Nous ne te connaissions pas du tout. Nous savions ton existence, ton engagement à Misericordia au Chili, ton retour prévu. Nous ne te connaissions pas mais tu nous étais familière comme le sont nos neveux, les amis de nos enfants ou les enfants de nos amis. Sur le livret la photo souriante d'une jeune femme en pleine vie.
Et puis est arrivé ce message terrible annonçant ta mort. Loin à l'autre bout du monde, au Pérou. Un accident de car. Deux de tes amies blessées aussi.
La cérémonie commence où nous allons apprendre à mieux te connaitre.
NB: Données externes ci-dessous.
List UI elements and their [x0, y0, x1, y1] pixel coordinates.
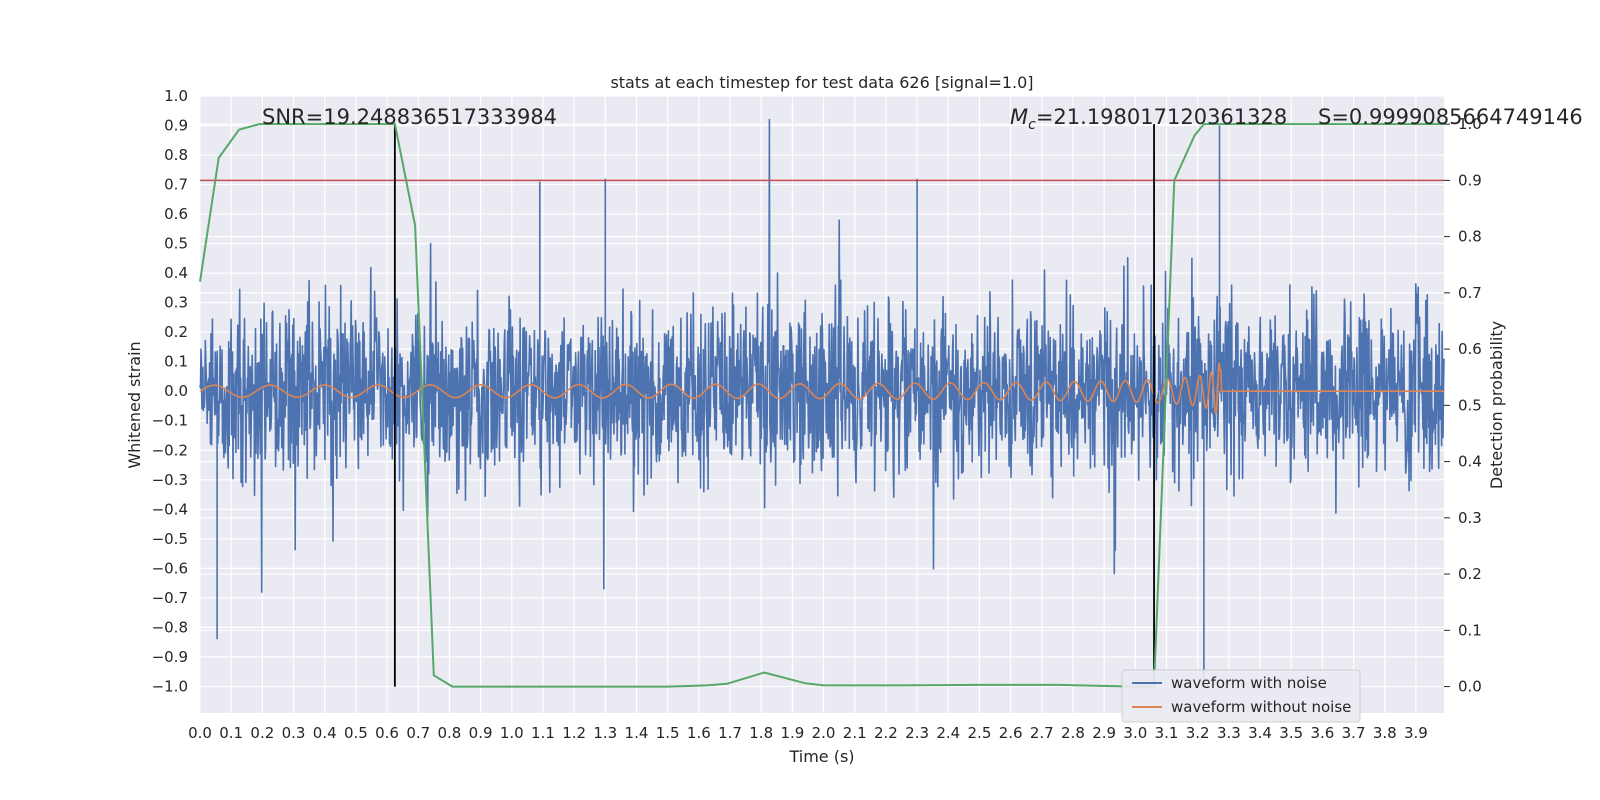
- x-tick-label: 2.5: [968, 724, 992, 742]
- x-tick-label: 2.4: [936, 724, 960, 742]
- y-tick-label: −0.7: [152, 589, 188, 607]
- mc-symbol: M: [1010, 105, 1028, 129]
- chart-title: stats at each timestep for test data 626…: [610, 73, 1033, 92]
- legend: waveform with noise waveform without noi…: [1121, 669, 1361, 723]
- x-tick-label: 3.1: [1155, 724, 1179, 742]
- x-tick-label: 3.8: [1373, 724, 1397, 742]
- x-tick-label: 2.8: [1061, 724, 1085, 742]
- x-tick-label: 1.5: [656, 724, 680, 742]
- y-tick-label: −0.4: [152, 500, 188, 518]
- x-tick-label: 0.9: [469, 724, 493, 742]
- x-tick-label: 3.3: [1217, 724, 1241, 742]
- y-tick-label: 0.0: [164, 382, 188, 400]
- line-detection-probability: [199, 123, 1444, 688]
- y-tick-label: 0.6: [164, 205, 188, 223]
- y-tick-label: 0.3: [164, 294, 188, 312]
- x-tick-label: 3.4: [1248, 724, 1272, 742]
- y-tick-label: −0.8: [152, 618, 188, 636]
- y2-tick-label: 0.0: [1458, 678, 1482, 696]
- y2-tick-label: 0.7: [1458, 284, 1482, 302]
- y-tick-label: −0.5: [152, 530, 188, 548]
- x-tick-label: 3.5: [1279, 724, 1303, 742]
- series-detection-probability: [199, 123, 1444, 688]
- x-tick-label: 2.1: [843, 724, 867, 742]
- x-tick-label: 1.1: [531, 724, 555, 742]
- y2-axis-label: Detection probability: [1487, 321, 1506, 489]
- ticks: 0.0 0.1 0.2 0.3 0.4 0.5 0.6 0.7 0.8 0.9 1.0 1.1 1.2 1…: [152, 87, 1482, 742]
- y-tick-label: −0.2: [152, 441, 188, 459]
- x-tick-label: 3.6: [1310, 724, 1334, 742]
- y-tick-label: −0.6: [152, 559, 188, 577]
- x-tick-label: 1.4: [625, 724, 649, 742]
- grid: [199, 95, 1444, 713]
- x-tick-label: 0.3: [282, 724, 306, 742]
- x-tick-label: 1.8: [749, 724, 773, 742]
- mc-value: =21.198017120361328: [1036, 105, 1287, 129]
- y-tick-label: −1.0: [152, 677, 188, 695]
- y2-tick-label: 0.9: [1458, 171, 1482, 189]
- y-tick-label: 1.0: [164, 87, 188, 105]
- y-tick-label: 0.4: [164, 264, 188, 282]
- x-tick-label: 0.0: [188, 724, 212, 742]
- y2-tick-label: 0.8: [1458, 228, 1482, 246]
- x-tick-label: 0.2: [250, 724, 274, 742]
- x-tick-label: 0.4: [313, 724, 337, 742]
- x-tick-label: 2.0: [812, 724, 836, 742]
- y2-tick-label: 0.6: [1458, 340, 1482, 358]
- line-waveform-without-noise: [199, 362, 1444, 416]
- series-waveform-with-noise: [199, 118, 1445, 687]
- snr-annotation: SNR=19.248836517333984: [262, 105, 557, 129]
- y-tick-label: 0.2: [164, 323, 188, 341]
- y-tick-label: −0.3: [152, 471, 188, 489]
- y2-tick-label: 0.2: [1458, 565, 1482, 583]
- x-tick-label: 0.8: [437, 724, 461, 742]
- y-tick-label: 0.9: [164, 117, 188, 135]
- x-tick-label: 1.0: [500, 724, 524, 742]
- vertical-markers: [393, 124, 1155, 687]
- y2-tick-label: 0.1: [1458, 621, 1482, 639]
- mc-subscript: c: [1028, 117, 1036, 133]
- x-axis-label: Time (s): [788, 747, 854, 766]
- x-tick-label: 2.3: [905, 724, 929, 742]
- y2-tick-label: 0.5: [1458, 396, 1482, 414]
- x-tick-label: 2.7: [1030, 724, 1054, 742]
- x-tick-label: 1.6: [687, 724, 711, 742]
- legend-label-noise: waveform with noise: [1171, 674, 1327, 692]
- line-waveform-with-noise: [199, 118, 1445, 687]
- x-tick-label: 1.7: [718, 724, 742, 742]
- legend-box: [1121, 669, 1361, 723]
- x-tick-label: 3.2: [1186, 724, 1210, 742]
- y-tick-label: 0.1: [164, 353, 188, 371]
- y-tick-label: 0.5: [164, 235, 188, 253]
- x-tick-label: 2.9: [1092, 724, 1116, 742]
- x-tick-label: 2.6: [999, 724, 1023, 742]
- y2-tick-label: 0.4: [1458, 453, 1482, 471]
- x-tick-label: 1.9: [780, 724, 804, 742]
- y2-tick-label: 0.3: [1458, 509, 1482, 527]
- y-tick-label: 0.8: [164, 146, 188, 164]
- y2-tick-label: 1.0: [1458, 115, 1482, 133]
- x-tick-label: 1.3: [593, 724, 617, 742]
- x-tick-label: 0.1: [219, 724, 243, 742]
- mc-annotation: Mc=21.198017120361328: [1010, 105, 1287, 133]
- x-tick-label: 0.5: [344, 724, 368, 742]
- x-tick-label: 1.2: [562, 724, 586, 742]
- y-tick-label: 0.7: [164, 176, 188, 194]
- y-tick-label: −0.1: [152, 412, 188, 430]
- y-axis-label: Whitened strain: [125, 341, 144, 468]
- x-tick-label: 3.9: [1404, 724, 1428, 742]
- legend-label-clean: waveform without noise: [1171, 698, 1351, 716]
- x-tick-label: 3.7: [1342, 724, 1366, 742]
- x-tick-label: 0.7: [406, 724, 430, 742]
- x-tick-label: 3.0: [1123, 724, 1147, 742]
- series-waveform-without-noise: [199, 362, 1444, 416]
- x-tick-label: 2.2: [874, 724, 898, 742]
- x-tick-label: 0.6: [375, 724, 399, 742]
- y-tick-label: −0.9: [152, 648, 188, 666]
- s-annotation: S=0.9999085664749146: [1318, 105, 1583, 129]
Les tiens ont voulu qu'elle soit à ton image, pleine de vie et colorée. Chacun est venu vêtu de couleurs d'été, comme pour un mariage, ou un grand rassemblement familial. De nombreux jeunes gens, des petits enfants.
Autour de l'autel de nombreux prêtres sont là pour t'accompagner. Quelques témoignages, la lecture de quelques unes de tes lettres nous font entrevoir des qualités inconnues, une vocation, un élan, un appel. Comme si cette mort inattendue en était la réponse et que Celui que tu aimais tant avait fait appel à toi le plus tôt possible.
La messe se termine. On t'accompagne à pied au cimetière. Un petit cimetière accroché au flanc de la colline. La vue est magnifique sur toute la Provence. Une dernière prière, un dernier chant, ta famille rassemblée devant la tombe.
On redescend chez tes parents, dans cette maison où il y a encore très peu de temps on célébrait un mariage. Un repas qui rassemble la famille et les amis.
Voilà chère Mathilde comment on a appris à te connaitre et à t'aimer. La façon dont maintenant tu vas agir pour tous ceux que tu aimes, on ne la connaît pas encore. On sait que ce sera nécessaire pour tous ceux que tu laisses.
Que doit-on te dire maintenant ? "Bon Paradis" ? Je ne sais. Nul ne sait. Dieu le sait.
Aujourd'hui le mistral a repris. Il fera un peu plus frais.